A lot of chicken little’s have been heard from this week proclaiming the doom of everything as “digital dollars are turned into mobile pennies”. Specifically, I saw two articles that caught my attention:
Digital Cinders in the Financial Times:
While mobile ad spending is the fastest growing among all media categories, it captures $6.5bn, or just 1.3 per cent of total advertising revenues, according to Interpublic’s ad buying firm MagnaGlobal. In five years, mobile ad revenues will inch up only slightly to 3.3 per cent of total ad revenues, the group predicts.
They act like this is terrible, but this is a CAGR of > 20%! Billions of dollars flowing in every year.
Similarly, I saw this comment on AdExchanger:
Pandora reported better than expected (but still a loss) fiscal fourth quarter earnings late Thursday as the company continues to concentrate on a mobile future. See the release (PDF). The Wall Street Journal digs into the details, “Mobile ads still aren’t as lucrative as those on traditional computers. The latter garnered $52.82 per 1,000 listening hours, compared with $25.05 for mobile.”

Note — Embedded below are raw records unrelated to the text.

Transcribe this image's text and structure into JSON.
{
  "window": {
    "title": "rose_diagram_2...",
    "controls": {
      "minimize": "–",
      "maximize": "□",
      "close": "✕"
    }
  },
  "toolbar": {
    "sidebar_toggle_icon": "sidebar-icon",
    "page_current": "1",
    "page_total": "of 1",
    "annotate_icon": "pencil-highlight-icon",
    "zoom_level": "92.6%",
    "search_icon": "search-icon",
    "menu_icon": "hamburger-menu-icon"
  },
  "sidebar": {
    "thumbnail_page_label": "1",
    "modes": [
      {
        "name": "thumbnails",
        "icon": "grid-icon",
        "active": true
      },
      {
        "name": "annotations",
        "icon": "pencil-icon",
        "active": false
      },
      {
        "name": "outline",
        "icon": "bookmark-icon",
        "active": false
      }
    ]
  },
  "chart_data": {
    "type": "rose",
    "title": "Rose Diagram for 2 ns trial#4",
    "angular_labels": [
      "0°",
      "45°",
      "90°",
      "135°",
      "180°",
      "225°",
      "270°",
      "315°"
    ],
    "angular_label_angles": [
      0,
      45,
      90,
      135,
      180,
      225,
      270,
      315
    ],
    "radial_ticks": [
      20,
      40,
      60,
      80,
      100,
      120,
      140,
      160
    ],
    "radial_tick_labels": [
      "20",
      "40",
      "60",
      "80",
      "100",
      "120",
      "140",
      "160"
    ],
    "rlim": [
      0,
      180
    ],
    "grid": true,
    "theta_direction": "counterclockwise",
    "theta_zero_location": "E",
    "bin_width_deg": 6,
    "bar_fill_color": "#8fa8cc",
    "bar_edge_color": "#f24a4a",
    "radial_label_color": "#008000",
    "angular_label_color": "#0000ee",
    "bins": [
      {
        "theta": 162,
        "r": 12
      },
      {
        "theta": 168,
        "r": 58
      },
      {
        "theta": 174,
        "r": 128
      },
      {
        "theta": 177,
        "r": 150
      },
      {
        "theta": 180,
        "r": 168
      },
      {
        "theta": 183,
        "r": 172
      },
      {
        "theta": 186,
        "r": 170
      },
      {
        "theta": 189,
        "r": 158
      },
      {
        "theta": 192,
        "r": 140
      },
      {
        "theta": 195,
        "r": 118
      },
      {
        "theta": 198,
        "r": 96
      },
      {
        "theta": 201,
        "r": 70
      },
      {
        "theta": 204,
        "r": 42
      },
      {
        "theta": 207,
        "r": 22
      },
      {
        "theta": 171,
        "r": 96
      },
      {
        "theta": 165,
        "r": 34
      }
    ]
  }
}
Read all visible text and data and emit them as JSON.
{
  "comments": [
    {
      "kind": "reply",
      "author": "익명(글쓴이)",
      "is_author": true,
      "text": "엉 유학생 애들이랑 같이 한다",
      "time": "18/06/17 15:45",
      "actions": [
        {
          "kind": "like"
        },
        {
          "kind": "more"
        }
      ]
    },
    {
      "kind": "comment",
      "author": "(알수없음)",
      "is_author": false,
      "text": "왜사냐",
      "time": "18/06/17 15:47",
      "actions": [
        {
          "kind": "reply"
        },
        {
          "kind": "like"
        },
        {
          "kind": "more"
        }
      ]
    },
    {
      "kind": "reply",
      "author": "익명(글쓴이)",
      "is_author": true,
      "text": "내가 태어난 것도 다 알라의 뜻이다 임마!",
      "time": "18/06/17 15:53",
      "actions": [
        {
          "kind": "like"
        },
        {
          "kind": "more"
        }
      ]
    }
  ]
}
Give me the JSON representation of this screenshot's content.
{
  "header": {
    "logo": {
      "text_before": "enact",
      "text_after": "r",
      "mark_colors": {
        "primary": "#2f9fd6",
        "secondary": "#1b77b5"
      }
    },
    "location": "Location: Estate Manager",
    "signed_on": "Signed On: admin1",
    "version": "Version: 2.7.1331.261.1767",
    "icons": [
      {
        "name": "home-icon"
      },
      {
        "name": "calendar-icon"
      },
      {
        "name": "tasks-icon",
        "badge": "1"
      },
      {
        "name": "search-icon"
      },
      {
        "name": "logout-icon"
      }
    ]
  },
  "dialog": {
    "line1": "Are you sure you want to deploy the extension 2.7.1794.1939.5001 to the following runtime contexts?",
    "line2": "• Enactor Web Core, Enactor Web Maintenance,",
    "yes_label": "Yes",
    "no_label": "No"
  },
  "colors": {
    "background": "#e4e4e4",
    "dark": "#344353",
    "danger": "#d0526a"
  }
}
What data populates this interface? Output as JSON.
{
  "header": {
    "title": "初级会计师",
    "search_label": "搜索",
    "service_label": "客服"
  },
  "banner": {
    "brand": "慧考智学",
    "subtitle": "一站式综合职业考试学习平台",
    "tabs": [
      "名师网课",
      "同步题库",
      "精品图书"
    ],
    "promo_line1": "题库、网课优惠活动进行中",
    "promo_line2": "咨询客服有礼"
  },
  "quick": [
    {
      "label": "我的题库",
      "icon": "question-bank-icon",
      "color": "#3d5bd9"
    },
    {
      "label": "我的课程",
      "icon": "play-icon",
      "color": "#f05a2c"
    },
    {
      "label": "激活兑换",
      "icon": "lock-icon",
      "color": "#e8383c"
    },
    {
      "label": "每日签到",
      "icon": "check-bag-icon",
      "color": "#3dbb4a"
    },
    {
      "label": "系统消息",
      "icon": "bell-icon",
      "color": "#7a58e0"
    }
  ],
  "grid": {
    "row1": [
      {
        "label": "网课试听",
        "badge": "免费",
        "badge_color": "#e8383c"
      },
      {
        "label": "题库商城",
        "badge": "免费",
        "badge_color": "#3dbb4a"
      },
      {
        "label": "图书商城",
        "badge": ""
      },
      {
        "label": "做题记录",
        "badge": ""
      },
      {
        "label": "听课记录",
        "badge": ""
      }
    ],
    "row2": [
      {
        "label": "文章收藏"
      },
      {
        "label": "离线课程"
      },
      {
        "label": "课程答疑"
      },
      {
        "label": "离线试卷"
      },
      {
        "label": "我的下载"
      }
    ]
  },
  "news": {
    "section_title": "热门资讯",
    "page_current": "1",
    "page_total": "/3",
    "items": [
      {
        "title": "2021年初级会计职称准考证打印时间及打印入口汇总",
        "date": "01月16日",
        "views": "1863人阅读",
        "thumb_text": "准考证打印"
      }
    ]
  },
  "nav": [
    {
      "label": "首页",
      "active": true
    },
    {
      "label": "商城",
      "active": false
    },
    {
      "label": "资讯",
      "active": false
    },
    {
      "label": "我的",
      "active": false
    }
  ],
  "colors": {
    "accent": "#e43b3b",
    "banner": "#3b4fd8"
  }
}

Now, you read that and you say, “Man, mobile totally sucks!” But keep in mind, that the CAGR is 20%+ YoY!
Display advertising has been around for more than a decade! Mobile advertising is just starting. From a market size perspective, digital advertising was around the same size as mobile is today way back in 2005! It seems to me that if mobile is in “2005”, being at 50% of desktop’s monetization is actually pretty good. I would expect that in the next two years, that 20% CAGR could increase Pandora’s revenue on the mobile side fairly dramatically.
The efficient growth of mobile value for publishers promises a bright future in the mobile advertising space. There is a lot of headroom!